The floor we target is 0.80. The fix is usually prompt surgery: tighten the instruction to answer the specific question asked rather than provide comprehensive coverage, and reduce the number of retrieved chunks if the system is consistently pulling in tangential material.
Running all three together
In practice we run all three metrics together on every eval iteration.
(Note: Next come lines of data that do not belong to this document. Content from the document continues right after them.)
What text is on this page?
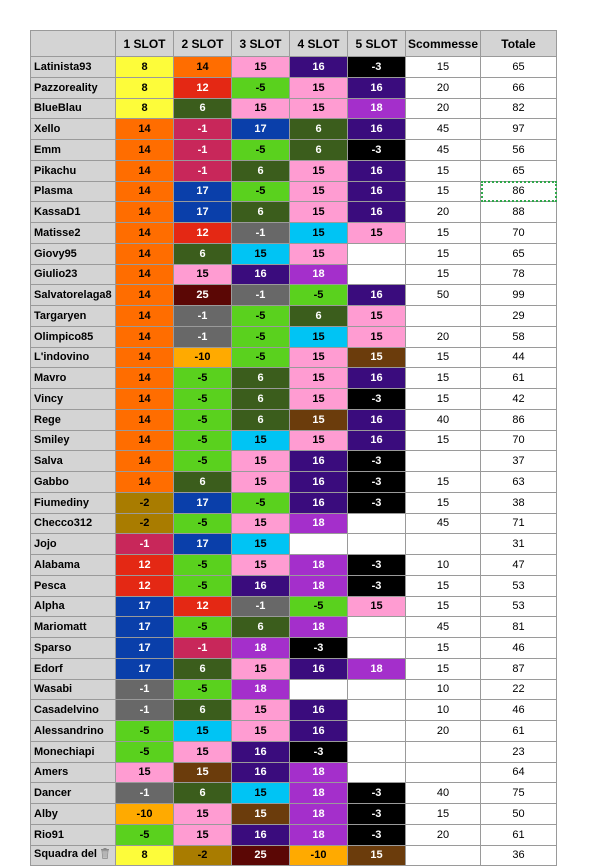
	1 SLOT	2 SLOT	3 SLOT	4 SLOT	5 SLOT	Scommesse	Totale
Latinista93	8	14	15	16	-3	15	65
Pazzoreality	8	12	-5	15	16	20	66
BlueBlau	8	6	15	15	18	20	82
Xello	14	-1	17	6	16	45	97
Emm	14	-1	-5	6	-3	45	56
Pikachu	14	-1	6	15	16	15	65
Plasma	14	17	-5	15	16	15	86
KassaD1	14	17	6	15	16	20	88
Matisse2	14	12	-1	15	15	15	70
Giovy95	14	6	15	15		15	65
Giulio23	14	15	16	18		15	78
Salvatorelaga8	14	25	-1	-5	16	50	99
Targaryen	14	-1	-5	6	15		29
Olimpico85	14	-1	-5	15	15	20	58
L'indovino	14	-10	-5	15	15	15	44
Mavro	14	-5	6	15	16	15	61
Vincy	14	-5	6	15	-3	15	42
Rege	14	-5	6	15	16	40	86
Smiley	14	-5	15	15	16	15	70
Salva	14	-5	15	16	-3		37
Gabbo	14	6	15	16	-3	15	63
Fiumediny	-2	17	-5	16	-3	15	38
Checco312	-2	-5	15	18		45	71
Jojo	-1	17	15				31
Alabama	12	-5	15	18	-3	10	47
Pesca	12	-5	16	18	-3	15	53
Alpha	17	12	-1	-5	15	15	53
Mariomatt	17	-5	6	18		45	81
Sparso	17	-1	18	-3		15	46
Edorf	17	6	15	16	18	15	87
Wasabi	-1	-5	18			10	22
Casadelvino	-1	6	15	16		10	46
Alessandrino	-5	15	15	16		20	61
Monechiapi	-5	15	16	-3			23
Amers	15	15	16	18			64
Dancer	-1	6	15	18	-3	40	75
Alby	-10	15	15	18	-3	15	50
Rio91	-5	15	16	18	-3	20	61
Squadra del	8	-2	25	-10	15		36
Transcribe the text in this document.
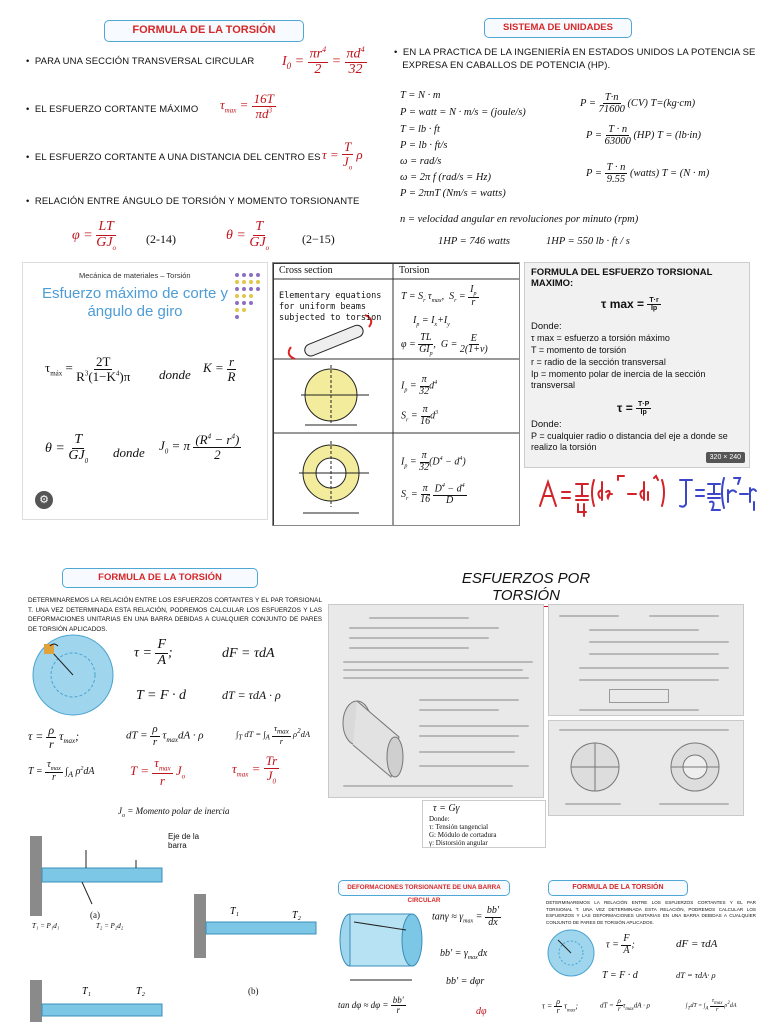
FORMULA DE LA TORSIÓN
•  PARA UNA SECCIÓN TRANSVERSAL CIRCULAR $I_0 = \frac{\pi r^4}{2} = \frac{\pi d^4}{32}$
•  EL ESFUERZO CORTANTE MÁXIMO $\tau_{max} = \frac{16T}{\pi d^3}$
•  EL ESFUERZO CORTANTE A UNA DISTANCIA DEL CENTRO ES $\tau = \frac{T}{J_o}$ ρ
•  RELACIÓN ENTRE ÁNGULO DE TORSIÓN Y MOMENTO TORSIONANTE
$\varphi = \frac{LT}{GJ_o} (2-14)$	$\theta = \frac{T}{GJ_o}$	(2−15)
SISTEMA DE UNIDADES
•  EN LA PRACTICA DE LA INGENIERÍA EN ESTADOS UNIDOS LA POTENCIA SE
EXPRESA EN CABALLOS DE POTENCIA (HP).
T = N · m
P = watt = N · m/s = (joule/s)
T = lb · ft
P = lb · ft/s
ω = rad/s
ω = 2π f (rad/s = Hz)
P = 2πnT (Nm/s = watts)
$P = \frac{T\cdot n}{71600} (CV)$ T=(kg·cm)
$P = \frac{T \cdot n}{63000} (HP) T = (lb\cdot in)$
$P = \frac{T \cdot n}{9.55}$ (watts) T = (N · m)
n = velocidad angular en revoluciones por minuto (rpm)
1HP = 746 watts	1HP = 550 lb · ft / s
Mecánica de materiales – Torsión
Esfuerzo máximo de corte y ángulo de giro
$\tau_{máx} = \frac{2T}{R^3(1-K^4)\pi}$ donde $K = \frac{r}{R}$
$\theta = \frac{T}{GJ_0}$ donde $J_0 = \pi \frac{(R^4 - r^4)}{2}$
⚙
Cross section	Torsion
Elementary equations for uniform beams subjected to torsion
$T = S_r$ $\tau_{max}$,  $S_r = \frac{I_p}{r}$
$I_p = I_x+I_y$
$\varphi = \frac{TL}{GI_p}$ ,  $G = \frac{E}{2(1+\nu)}$
$I_p = \frac{\pi}{32} d^4$
$S_r = \frac{\pi}{16} d^3$
$I_p = \frac{\pi}{32} (D^4 - d^4)$
$S_r = \frac{\pi}{16}$
$\frac{D^4 - d^4}{D}$
FORMULA DEL ESFUERZO TORSIONAL MAXIMO:
τ $\max = \frac{T\cdot r}{Ip}$
Donde:
τ max = esfuerzo a torsión máximo
T = momento de torsión
r = radio de la sección transversal
Ip = momento polar de inercia de la sección transversal
$\tau = \frac{T\cdot P}{Ip}$
Donde:
P = cualquier radio o distancia del eje a donde se realizo la torsión
320 × 240
FORMULA DE LA TORSIÓN
DETERMINAREMOS LA RELACIÓN ENTRE LOS ESFUERZOS CORTANTES Y EL PAR TORSIONAL T. UNA VEZ DETERMINADA ESTA RELACIÓN, PODREMOS CALCULAR LOS ESFUERZOS Y LAS DEFORMACIONES UNITARIAS EN UNA BARRA DEBIDAS A CUALQUIER CONJUNTO DE PARES DE TORSIÓN APLICADOS.
$\tau = \frac{F}{A}$ ;	dF = τdA
T = F · d	dT = τdA · ρ
$\tau = \frac{\rho}{r} \tau_{max}$;	dT = $\frac{\rho}{r} \tau_{max}dA \cdot \rho$	$\int_T$ dT = $\int_A \frac{\tau_{max}}{r} \rho^2dA$
$T = \frac{\tau_{max}}{r} \int_A$ $\rho^2dA$	$T = \frac{\tau_{max}}{r} J_o$
$\tau_{max} = \frac{Tr}{J_0}$
$J_o$ = Momento polar de inercia
T₁ = P₁d₁	T₂ = P₂d₂
Eje de la barra
(a)	T₁	T₂
(b)
T₁	T₂
ESFUERZOS POR TORSIÓN
τ = Gγ
Donde:
τ: Tensión tangencial
G: Módulo de cortadura
γ: Distorsión angular
DEFORMACIONES TORSIONANTE DE UNA BARRA CIRCULAR
$\tan\gamma \approx \gamma_{max} = \frac{bb'}{dx}$
$bb' = \gamma_{max}dx$
bb' = dφr
$\tan d\varphi \approx d\varphi = \frac{bb'}{r}$	dφ
FORMULA DE LA TORSIÓN
DETERMINAREMOS LA RELACIÓN ENTRE LOS ESFUERZOS CORTANTES Y EL PAR TORSIONAL T. UNA VEZ DETERMINADA ESTA RELACIÓN, PODREMOS CALCULAR LOS ESFUERZOS Y LAS DEFORMACIONES UNITARIAS EN UNA BARRA DEBIDAS A CUALQUIER CONJUNTO DE PARES DE TORSIÓN APLICADOS.
$\tau = \frac{F}{A}$ ;	dF = τdA
T = F · d	dT = τdA· ρ
$\tau = \frac{\rho}{r} \tau_{max}$;	dT = $\frac{\rho}{r} \tau_{max}dA \cdot \rho$	$\int_TdT = \int_A \frac{\tau_{max}}{r} \rho^2dA$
The combination tells you which layer to fix first.
| Pattern | Diagnosis |
|---|---|
| Low faithfulness, high recall, high relevance | Generation hallucinating despite good context |
| High faithfulness, low recall, high relevance | Retrieval not surfacing enough information |
| High faithfulness, high recall, low relevance | Prompt causing drift from the actual question |
| Low faithfulness, low recall, low relevance | Everything needs work — start with retrieval |
from ragas.metrics import faithfulness, context_recall, answer_relevancy
result = evaluate(
dataset,
metrics=[faithfulness, context_recall, answer_relevancy]
)
print(result.to_pandas()[["faithfulness", "context_recall", "answer_relevancy"]])
The LLM-as-judge approach means you do not need a massive human-labelled dataset to get started. We typically use gpt-4o-mini as the judge model for cost reasons. A 100-question eval set runs under $5 per evaluation pass. We schedule this as a weekly GitHub Actions cron against the production pipeline and alert on any metric that drops more than five percentage points week over week.
How we approach this on every project
The minimum viable evaluation setup we ship before any RAG system goes to production:
Before launch. Build a ground-truth eval set of at least 80 questions. Include long-tail queries from the alpha, edge cases the domain expert flagged, and any question type where the answer changes frequently (regulations, pricing, policies). For each question, write a ground-truth answer. It does not need to be perfect — trends matter more than absolute scores.
At launch. Wire up the real-time faithfulness gate. This is the single highest-leverage addition to the response path. Generate the answer, score it, return the fallback if it is below threshold. Every project gets this before the first user touches it.
After launch. Run the full three-metric eval weekly. Track the trend lines, not just the current snapshot. A two-week downward trend in context recall usually signals that new documents added to the corpus have broken the chunking assumptions, or that the query distribution has shifted.
For the bank project, the eval setup took three days. The faithfulness gate took one afternoon. The context recall fix (sentence-window retrieval) took a sprint. At the three-month mark, faithfulness was at 0.93, context recall at 0.87, and answer relevance at 0.84. The compliance expert who had originally raised the alarm became the system's most vocal internal advocate.
The difference between shipping a demo and shipping a defensible system is the three numbers. Get them before the first real user does.